The Real Role of the MVP
Many startups mistake the MVP for the finished product. “If we build an MVP, we can launch and scale.” That’s not how it works. The MVP isn’t a product, nor is it a foundation; it’s a learning tool.
The MVP, or Minimum Viable Product, exists to test critical hypotheses. It answers core questions: Is there a real problem? Does anyone care enough to try the solution? Does the value proposition make sense outside our own heads? It’s a temporary tool, designed to quickly reduce uncertainty and generate structured learning.
Confusion sets in when the MVP “works”: a few users show up, some revenue appears, and the team feels like they’re making progress. Suddenly, the MVP starts being treated as the basis for growth. That’s the mistake. The MVP was never meant to support ongoing operations or serve as a structural foundation.
When you expect the MVP to be the product, risk increases. Technical debt piles up quickly, defensive architectural decisions are made too early, operations rely on tacit knowledge, and the team experiences constant frustration. The result is a fragile system, unstable growth, and shallow learning.
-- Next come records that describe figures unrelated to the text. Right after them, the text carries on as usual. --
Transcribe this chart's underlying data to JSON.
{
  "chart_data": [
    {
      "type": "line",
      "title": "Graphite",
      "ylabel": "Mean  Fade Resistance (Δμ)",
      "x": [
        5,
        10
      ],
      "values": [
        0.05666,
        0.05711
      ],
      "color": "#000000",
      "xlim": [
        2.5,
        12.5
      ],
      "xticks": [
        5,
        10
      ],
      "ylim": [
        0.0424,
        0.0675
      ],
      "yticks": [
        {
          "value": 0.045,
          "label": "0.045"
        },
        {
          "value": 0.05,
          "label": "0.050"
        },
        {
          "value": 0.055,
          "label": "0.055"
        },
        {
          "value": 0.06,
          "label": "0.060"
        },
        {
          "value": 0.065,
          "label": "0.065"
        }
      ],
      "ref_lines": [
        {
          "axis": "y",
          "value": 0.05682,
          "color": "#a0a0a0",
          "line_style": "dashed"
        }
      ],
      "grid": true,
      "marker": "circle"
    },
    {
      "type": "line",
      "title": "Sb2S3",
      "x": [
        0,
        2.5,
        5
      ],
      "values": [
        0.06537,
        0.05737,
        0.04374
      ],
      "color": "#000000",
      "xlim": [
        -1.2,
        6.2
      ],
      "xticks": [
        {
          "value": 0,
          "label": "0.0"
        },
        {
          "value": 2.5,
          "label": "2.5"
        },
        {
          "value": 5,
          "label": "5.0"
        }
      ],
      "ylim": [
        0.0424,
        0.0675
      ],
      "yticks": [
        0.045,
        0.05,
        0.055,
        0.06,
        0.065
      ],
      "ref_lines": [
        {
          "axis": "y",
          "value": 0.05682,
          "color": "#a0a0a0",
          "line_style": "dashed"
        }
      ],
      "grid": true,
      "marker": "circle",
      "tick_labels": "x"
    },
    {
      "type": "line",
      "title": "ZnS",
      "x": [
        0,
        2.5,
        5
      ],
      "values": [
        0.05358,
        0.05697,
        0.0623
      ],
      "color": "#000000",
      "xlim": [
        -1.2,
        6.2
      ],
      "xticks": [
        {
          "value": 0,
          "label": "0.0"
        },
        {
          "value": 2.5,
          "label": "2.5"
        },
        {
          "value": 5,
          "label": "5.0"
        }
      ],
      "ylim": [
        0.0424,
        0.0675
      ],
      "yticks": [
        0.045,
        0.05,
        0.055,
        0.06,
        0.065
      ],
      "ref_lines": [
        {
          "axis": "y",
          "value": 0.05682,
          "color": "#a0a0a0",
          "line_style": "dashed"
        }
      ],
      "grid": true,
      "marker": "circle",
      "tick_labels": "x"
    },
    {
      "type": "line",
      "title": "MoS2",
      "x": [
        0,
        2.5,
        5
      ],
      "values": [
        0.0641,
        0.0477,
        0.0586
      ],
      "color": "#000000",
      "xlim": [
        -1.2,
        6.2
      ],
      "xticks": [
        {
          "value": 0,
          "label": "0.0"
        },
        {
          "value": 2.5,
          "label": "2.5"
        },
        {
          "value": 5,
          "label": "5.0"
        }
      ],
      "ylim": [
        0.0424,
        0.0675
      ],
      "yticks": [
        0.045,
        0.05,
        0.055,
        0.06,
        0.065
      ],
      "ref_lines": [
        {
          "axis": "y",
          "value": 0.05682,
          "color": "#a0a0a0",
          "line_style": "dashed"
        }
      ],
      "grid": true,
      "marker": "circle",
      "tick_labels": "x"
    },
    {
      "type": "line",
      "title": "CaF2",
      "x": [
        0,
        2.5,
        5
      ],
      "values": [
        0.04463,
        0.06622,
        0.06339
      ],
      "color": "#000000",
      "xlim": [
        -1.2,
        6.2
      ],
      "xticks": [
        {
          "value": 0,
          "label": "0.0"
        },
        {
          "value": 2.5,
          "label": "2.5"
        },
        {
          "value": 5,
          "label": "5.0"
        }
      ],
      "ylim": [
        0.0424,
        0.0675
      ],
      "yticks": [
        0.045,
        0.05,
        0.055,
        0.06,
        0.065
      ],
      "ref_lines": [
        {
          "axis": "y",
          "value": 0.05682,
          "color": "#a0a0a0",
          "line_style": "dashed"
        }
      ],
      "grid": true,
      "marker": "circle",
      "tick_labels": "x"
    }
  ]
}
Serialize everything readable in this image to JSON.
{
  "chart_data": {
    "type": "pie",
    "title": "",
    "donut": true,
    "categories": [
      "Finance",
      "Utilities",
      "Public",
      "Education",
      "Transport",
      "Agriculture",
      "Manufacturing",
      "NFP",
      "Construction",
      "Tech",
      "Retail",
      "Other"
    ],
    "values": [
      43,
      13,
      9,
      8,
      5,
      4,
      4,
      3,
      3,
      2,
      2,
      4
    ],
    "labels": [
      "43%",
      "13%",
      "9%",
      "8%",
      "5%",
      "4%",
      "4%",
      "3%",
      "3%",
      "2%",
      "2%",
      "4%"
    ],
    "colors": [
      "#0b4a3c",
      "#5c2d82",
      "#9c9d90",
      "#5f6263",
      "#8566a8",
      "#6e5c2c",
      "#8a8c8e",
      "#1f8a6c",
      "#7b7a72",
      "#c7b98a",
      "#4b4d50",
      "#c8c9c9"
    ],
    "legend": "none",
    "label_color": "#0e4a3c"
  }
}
There are clear warning signs for founders. If you’re trying to scale something that changes every week, making “future-proof” decisions too soon, feeling that everything is fragile without knowing why, or if the team avoids changes out of fear of breaking things, chances are the MVP has become your foundation by inertia. These signs indicate that the experiment has turned into a dependency, not a solid base.
The MVP is for learning, not sustaining. Its real role is to reduce uncertainty, test critical hypotheses, and reveal where value exists—and where it doesn’t. Once it fulfills that role, it should be replaced by a structured product, not kept out of attachment to what’s already been built. The MVP is a bridge, not the destination.